14.9.06

O desenhador de mesas

A minha mesa, na escola, é quinta da fila da janela. Confesso que tenho por ela uma afeição especial. Sei que não fui a primeira e não hei-de com certeza de ser a última a sentar-me nesta carteira rabiscada. Mas este ano, pelo menos durante as aulas da manhã, é ela a minha carteira, onde me sento sempre. É pequena de mais, e tão velha que deve fazer parte da mobília resistente desde os primeiros tempos desta escola como tal. É muito pequena, tão acanhada que as minhas pernas mal cabem debaixo do tampo verde. É tão acanhada que, invariavelmente, acabo por desistir de tentar encaixar as pernas debaixo do tampo e as cruzo à chinês em cima da cadeira. A maior parte das vezes a professora olha para mim com o sobrolho franzido, e eu encolho os ombros, resignada a esta sorte de me sentar à chinês.
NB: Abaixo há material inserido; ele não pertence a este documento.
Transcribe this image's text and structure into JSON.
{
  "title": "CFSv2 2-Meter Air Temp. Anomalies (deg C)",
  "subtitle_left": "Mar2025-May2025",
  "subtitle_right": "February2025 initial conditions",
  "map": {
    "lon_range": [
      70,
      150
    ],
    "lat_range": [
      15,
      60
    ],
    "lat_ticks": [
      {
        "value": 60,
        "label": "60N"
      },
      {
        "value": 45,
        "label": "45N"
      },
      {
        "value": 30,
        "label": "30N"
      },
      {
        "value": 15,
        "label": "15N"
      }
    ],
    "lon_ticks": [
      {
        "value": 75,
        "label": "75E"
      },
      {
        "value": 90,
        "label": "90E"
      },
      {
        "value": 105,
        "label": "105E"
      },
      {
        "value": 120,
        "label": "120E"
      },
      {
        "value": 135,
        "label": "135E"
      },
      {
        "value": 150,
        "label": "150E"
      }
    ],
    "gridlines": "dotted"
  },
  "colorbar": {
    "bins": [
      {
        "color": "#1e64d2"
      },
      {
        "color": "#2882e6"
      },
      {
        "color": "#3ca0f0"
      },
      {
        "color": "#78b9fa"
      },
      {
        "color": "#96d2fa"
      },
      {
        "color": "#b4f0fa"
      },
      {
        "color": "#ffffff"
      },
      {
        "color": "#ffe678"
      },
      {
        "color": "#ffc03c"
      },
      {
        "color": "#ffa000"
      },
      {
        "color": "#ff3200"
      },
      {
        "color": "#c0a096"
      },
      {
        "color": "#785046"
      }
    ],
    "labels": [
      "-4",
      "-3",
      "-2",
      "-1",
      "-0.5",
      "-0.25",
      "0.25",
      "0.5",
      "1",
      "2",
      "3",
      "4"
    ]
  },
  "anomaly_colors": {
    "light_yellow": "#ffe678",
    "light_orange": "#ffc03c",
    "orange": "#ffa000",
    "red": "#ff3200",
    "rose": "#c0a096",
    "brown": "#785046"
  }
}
A minha carteira é pequena e acanhada, e realmente é difícil acomodar as pernas debaixo do tampo verde sem ficar com um formigueiro latente nos músculos e os pés dormentes.
A minha sala pauta-se pela diversidade de carteiras. Há as brancas, novas, grandes e relativamente pouco rabiscadas, nas filas da frente. Recambiadas para as filas de trás estão as verdes, pequenas e acanhadas. Há dias em que quando chego lá desapareceu mais uma carteira branca, certamente raptada por alguém de outra turma farto da ginástica do encolher de pernas. Lá resmungo eu, uma vez mais contra o sumiço misterioso das carteiras. E lá diz a professora que há-de falar com alguém para parar a dança das carteiras entre as salas. Mas até hoje nenhuma delas voltou. E de vez em quando, ao princípio da tarde, damos por mais uma lacuna. São sempre as carteiras brancas, novas e grandes. As verdes nunca desaparecem. E olham para nós irredutíveis, reflectindo a constatação evidente de que vão ficar ali até a es cola deixar de ser escola. Mas eu duvido. Tenho quase a certeza de que até aí elas vão continuar a oferecer o tampo verde a quem nelas quiser tentar encaixar as pernas. Ou a quem esteja disposto a sentar-se à chinês.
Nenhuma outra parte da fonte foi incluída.